The photograph captures motion in the most literal sense, fabric and bodies spinning through the exhibition space as if to insist that tourism is still alive, still physical, still rooted in presence. A traditional dance performance unfolds right in the middle of the IMTM floor: women in heavy, richly patterned dresses with deep reds, creams, and striped skirts that flare outward as they turn, the fabric catching light and air; men beside them moving with sharp, controlled gestures, arms raised, steps precise, faces focused. The dresses dominate the frame, wide circles of textile that momentarily erase the geometry of the exhibition hall and replace it with something older, slower, ceremonial. Around them, visitors pause, phones lifted, some smiling, some simply watching, drawn into a moment that wasn’t scheduled into their meeting calendars.
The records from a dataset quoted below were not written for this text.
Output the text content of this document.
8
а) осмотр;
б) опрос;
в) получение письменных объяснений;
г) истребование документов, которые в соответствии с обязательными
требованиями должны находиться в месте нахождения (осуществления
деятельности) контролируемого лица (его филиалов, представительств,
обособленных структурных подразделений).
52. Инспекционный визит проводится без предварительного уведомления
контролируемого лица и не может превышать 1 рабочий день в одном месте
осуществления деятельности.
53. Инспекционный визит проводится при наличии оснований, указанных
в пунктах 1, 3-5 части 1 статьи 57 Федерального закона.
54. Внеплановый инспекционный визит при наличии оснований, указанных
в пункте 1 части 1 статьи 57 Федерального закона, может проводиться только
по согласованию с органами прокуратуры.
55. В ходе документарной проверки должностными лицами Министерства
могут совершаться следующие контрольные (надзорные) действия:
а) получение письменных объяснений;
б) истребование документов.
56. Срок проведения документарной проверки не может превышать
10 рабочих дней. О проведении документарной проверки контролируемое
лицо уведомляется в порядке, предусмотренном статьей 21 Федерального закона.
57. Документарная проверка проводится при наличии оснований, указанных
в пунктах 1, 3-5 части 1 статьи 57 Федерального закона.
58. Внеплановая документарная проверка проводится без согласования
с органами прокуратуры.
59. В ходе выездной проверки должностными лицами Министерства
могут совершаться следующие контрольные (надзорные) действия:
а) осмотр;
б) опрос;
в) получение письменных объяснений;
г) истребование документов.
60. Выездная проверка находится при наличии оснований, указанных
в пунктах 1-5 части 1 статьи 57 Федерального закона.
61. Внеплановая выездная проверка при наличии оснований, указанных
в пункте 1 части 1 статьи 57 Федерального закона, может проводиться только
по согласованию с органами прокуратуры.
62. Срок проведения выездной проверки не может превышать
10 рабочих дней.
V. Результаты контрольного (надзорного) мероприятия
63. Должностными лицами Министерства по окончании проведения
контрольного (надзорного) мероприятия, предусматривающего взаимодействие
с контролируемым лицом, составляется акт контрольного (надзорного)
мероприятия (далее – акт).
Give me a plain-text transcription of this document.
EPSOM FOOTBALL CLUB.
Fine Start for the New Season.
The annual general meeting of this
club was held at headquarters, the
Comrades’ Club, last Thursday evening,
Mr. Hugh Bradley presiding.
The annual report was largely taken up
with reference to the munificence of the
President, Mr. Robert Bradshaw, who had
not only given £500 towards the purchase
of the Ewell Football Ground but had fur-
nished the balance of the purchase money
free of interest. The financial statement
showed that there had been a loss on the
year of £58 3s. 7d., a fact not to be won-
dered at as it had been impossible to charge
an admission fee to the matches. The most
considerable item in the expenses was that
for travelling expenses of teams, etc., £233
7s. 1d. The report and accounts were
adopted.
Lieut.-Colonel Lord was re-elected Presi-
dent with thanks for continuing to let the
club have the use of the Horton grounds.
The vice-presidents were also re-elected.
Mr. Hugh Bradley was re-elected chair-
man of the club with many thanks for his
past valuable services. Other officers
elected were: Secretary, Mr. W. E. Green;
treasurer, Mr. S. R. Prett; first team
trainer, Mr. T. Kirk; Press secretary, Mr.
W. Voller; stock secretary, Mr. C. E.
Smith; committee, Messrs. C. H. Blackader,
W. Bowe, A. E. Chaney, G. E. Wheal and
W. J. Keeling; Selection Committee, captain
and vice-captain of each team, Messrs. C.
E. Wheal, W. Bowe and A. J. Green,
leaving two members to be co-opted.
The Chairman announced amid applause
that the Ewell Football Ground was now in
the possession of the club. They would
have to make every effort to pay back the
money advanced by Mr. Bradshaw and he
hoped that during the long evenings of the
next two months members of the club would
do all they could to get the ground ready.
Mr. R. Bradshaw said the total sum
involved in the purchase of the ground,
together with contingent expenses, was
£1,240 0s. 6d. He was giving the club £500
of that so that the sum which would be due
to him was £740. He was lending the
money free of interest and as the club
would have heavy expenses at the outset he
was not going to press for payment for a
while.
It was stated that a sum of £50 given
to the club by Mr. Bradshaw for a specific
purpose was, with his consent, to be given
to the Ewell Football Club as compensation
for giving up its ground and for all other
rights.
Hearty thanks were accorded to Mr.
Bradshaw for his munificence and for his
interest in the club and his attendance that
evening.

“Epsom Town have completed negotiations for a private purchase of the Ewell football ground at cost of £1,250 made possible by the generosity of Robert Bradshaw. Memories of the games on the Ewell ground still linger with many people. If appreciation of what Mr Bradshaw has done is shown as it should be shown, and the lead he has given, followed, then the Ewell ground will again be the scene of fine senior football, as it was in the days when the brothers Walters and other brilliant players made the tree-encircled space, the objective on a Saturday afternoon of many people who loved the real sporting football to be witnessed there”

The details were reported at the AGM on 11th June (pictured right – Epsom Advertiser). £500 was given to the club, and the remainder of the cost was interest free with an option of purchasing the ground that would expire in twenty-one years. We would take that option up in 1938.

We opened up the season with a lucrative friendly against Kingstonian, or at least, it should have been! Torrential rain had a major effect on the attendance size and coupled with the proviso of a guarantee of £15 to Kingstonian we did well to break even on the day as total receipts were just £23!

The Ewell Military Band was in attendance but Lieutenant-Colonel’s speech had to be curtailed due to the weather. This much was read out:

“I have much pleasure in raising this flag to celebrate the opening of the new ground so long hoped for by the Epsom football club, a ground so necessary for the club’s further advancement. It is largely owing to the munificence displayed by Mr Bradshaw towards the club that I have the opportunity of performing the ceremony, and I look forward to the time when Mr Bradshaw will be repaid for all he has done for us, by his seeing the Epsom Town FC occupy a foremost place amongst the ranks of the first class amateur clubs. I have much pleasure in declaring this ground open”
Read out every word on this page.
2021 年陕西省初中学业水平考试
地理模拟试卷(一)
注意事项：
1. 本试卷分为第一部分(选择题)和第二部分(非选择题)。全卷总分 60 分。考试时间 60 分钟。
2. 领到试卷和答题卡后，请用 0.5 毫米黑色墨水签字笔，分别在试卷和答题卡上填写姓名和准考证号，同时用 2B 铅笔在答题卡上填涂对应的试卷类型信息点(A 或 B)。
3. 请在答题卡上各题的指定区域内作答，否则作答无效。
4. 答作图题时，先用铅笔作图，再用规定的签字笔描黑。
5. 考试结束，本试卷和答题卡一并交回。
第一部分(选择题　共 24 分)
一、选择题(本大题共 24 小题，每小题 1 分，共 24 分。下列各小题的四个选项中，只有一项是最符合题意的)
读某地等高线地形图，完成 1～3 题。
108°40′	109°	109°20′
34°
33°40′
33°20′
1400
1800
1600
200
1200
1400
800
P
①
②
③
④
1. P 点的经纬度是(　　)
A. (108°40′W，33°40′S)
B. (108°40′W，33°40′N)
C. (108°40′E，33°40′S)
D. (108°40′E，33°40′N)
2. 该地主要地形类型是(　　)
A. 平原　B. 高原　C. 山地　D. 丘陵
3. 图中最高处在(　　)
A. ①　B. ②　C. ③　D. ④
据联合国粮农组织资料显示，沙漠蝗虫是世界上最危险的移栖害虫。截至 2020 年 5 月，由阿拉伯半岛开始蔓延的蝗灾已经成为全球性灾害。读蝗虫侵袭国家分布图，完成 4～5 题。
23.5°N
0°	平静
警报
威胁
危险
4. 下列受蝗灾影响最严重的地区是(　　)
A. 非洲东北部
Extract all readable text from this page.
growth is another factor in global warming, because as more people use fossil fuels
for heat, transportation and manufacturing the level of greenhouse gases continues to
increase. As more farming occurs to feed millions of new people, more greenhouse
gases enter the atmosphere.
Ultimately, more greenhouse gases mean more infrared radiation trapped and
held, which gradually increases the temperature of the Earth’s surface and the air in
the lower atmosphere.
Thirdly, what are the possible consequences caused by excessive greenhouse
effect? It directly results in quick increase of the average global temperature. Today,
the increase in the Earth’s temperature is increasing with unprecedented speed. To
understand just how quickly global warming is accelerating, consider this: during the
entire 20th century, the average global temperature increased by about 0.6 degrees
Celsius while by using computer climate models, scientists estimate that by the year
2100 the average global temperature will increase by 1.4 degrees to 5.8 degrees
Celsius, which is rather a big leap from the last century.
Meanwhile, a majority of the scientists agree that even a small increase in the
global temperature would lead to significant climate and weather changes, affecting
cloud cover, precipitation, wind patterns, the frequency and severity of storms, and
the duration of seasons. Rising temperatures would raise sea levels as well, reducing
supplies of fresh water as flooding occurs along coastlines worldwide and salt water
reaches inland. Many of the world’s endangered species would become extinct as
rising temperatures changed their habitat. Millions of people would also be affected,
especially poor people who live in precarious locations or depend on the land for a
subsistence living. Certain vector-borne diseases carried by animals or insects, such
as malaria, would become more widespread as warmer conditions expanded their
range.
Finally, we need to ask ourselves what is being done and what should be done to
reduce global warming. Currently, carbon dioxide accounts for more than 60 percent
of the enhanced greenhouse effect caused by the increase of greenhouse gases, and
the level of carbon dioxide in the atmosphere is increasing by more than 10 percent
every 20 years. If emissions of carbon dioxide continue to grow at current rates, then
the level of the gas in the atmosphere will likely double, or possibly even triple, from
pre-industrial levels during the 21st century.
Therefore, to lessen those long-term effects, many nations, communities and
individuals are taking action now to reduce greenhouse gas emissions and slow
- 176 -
Seen in the context of IMTM 2026, set for February 3–4 at Expo Tel Aviv, this scene feels almost symbolic. While headlines outside the hall speak about flight cancellations, fragile air routes, and geopolitical uncertainty, inside the exhibition space culture takes center stage, unbothered by logistics. Tourism here is not presented as a spreadsheet or a route map but as a lived experience, embodied through music, movement, and costume. The dancers don’t adapt to the uncertainty; they perform as if the audience will come, as if travel will continue, as if exchange is inevitable. And in a way, that confidence is the product being sold.
What stands out is the contrast between the performers’ grounded certainty and the audience’s cautious curiosity. Many attendees are clearly international, clearly aware of the complications involved in being here at all. Yet they stop, they watch, they record. IMTM 2026, judging from moments like this, is shaping up to be less about aggressive growth narratives and more about reaffirmation. A reminder that tourism survives turbulence not by ignoring it, but by leaning harder into what makes people travel in the first place: culture, identity, and the promise that stepping into someone else’s world is still worth the effort.